Bars and restaurants and malls were packed until the day the lockdowns started. In places that have allowed them to reopen, they are packed again.

Given that some customers are better than no customers, and that a lot of the customers never would have left and are back now, and given how many businesses failed because it was literally illegal to enter them, how can anyone believe that businesses would be better off with longer lockdowns? It flies in the face of logic and requires some very convincing data to be believed.


We shut down businesses that pollute the water so that people living downstream won't get sick. It's not clear why businesses that pollute the air (that's bars, to be clear, you catch covid in closed environments where people are tslking) should be permitted to operate, they are a risk to public health. And you don't need them. You can make a case that you need teflon, but you don't need indoor drinking establishments or basketball arenas.

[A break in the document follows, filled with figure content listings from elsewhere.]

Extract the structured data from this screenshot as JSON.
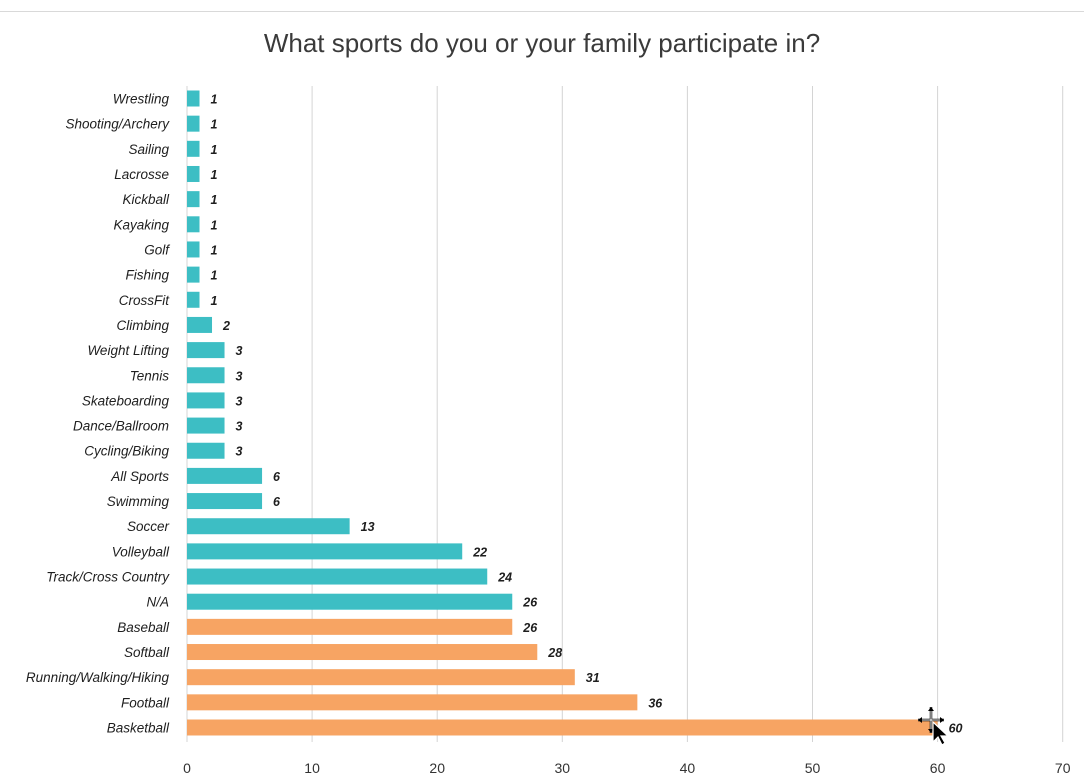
{
  "chart_data": {
    "type": "bar",
    "orientation": "horizontal",
    "title": "What sports do you or your family participate in?",
    "xlabel": "",
    "ylabel": "",
    "xlim": [
      0,
      70
    ],
    "xticks": [
      0,
      10,
      20,
      30,
      40,
      50,
      60,
      70
    ],
    "grid": true,
    "categories": [
      "Wrestling",
      "Shooting/Archery",
      "Sailing",
      "Lacrosse",
      "Kickball",
      "Kayaking",
      "Golf",
      "Fishing",
      "CrossFit",
      "Climbing",
      "Weight Lifting",
      "Tennis",
      "Skateboarding",
      "Dance/Ballroom",
      "Cycling/Biking",
      "All Sports",
      "Swimming",
      "Soccer",
      "Volleyball",
      "Track/Cross Country",
      "N/A",
      "Baseball",
      "Softball",
      "Running/Walking/Hiking",
      "Football",
      "Basketball"
    ],
    "values": [
      1,
      1,
      1,
      1,
      1,
      1,
      1,
      1,
      1,
      2,
      3,
      3,
      3,
      3,
      3,
      6,
      6,
      13,
      22,
      24,
      26,
      26,
      28,
      31,
      36,
      60
    ],
    "colors": [
      "#3dbec4",
      "#3dbec4",
      "#3dbec4",
      "#3dbec4",
      "#3dbec4",
      "#3dbec4",
      "#3dbec4",
      "#3dbec4",
      "#3dbec4",
      "#3dbec4",
      "#3dbec4",
      "#3dbec4",
      "#3dbec4",
      "#3dbec4",
      "#3dbec4",
      "#3dbec4",
      "#3dbec4",
      "#3dbec4",
      "#3dbec4",
      "#3dbec4",
      "#3dbec4",
      "#f7a463",
      "#f7a463",
      "#f7a463",
      "#f7a463",
      "#f7a463"
    ],
    "gridline_color": "#d4d4d4"
  },
  "cursor": {
    "icon": "move-cursor-icon"
  }
}
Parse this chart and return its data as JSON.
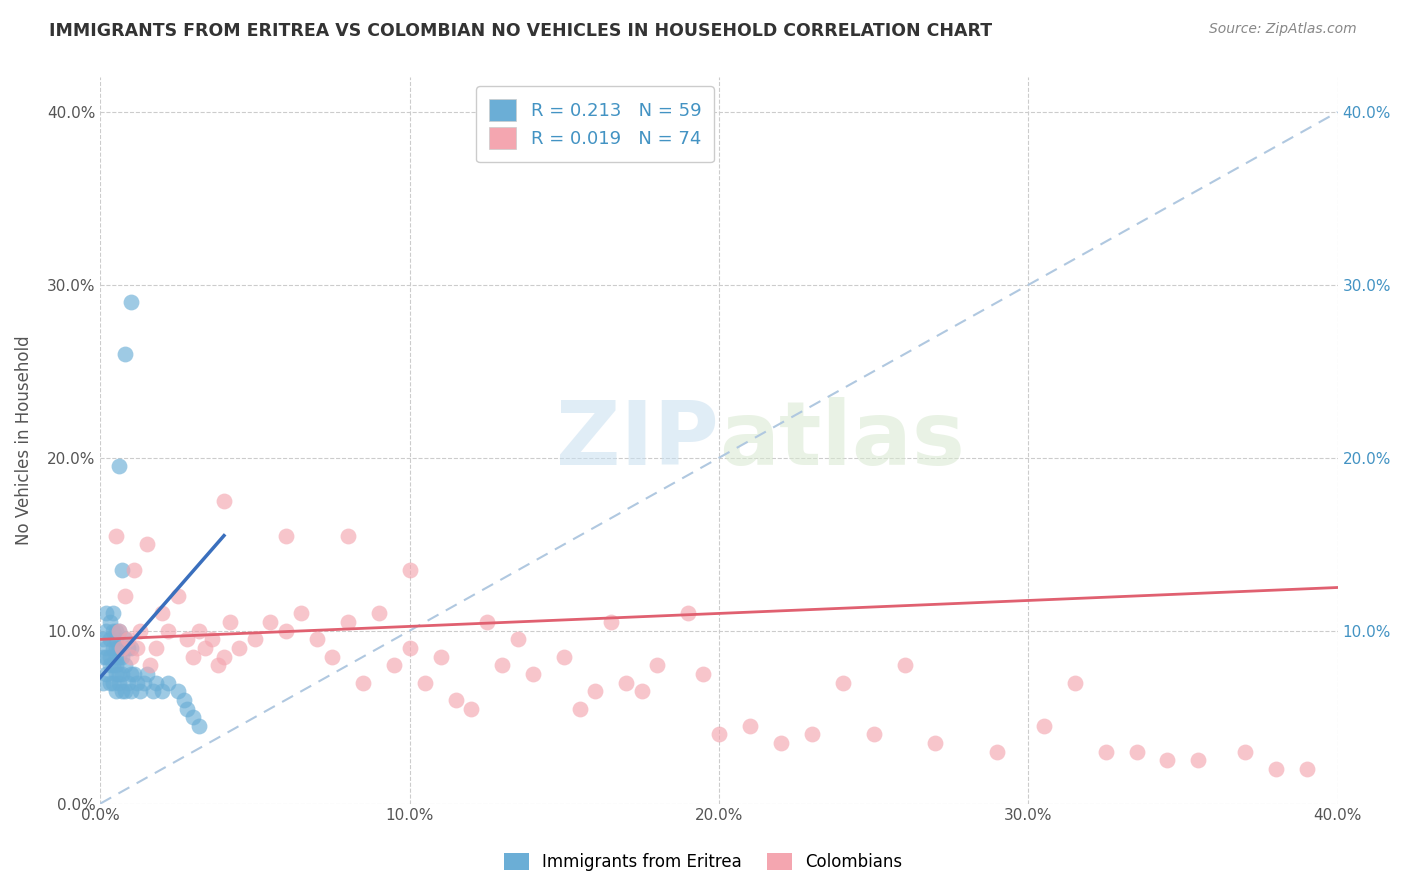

> some customers are better than no customers

Running a restaurant at 10% capacity is probably not much more sustainable than remaining closed. At least if you're closed you don't have to pay employees to show up.


Given how razor thin restaurant margins are, even running at 70% capacity during what usually would have been peak hours will kill the business. That's why restaurants try to squeeze as many tables in as possible and turn over tables quickly


...which makes them a great place to share infections.


A lot of restaurants in states that reopened are at a lot more than 10% capacity.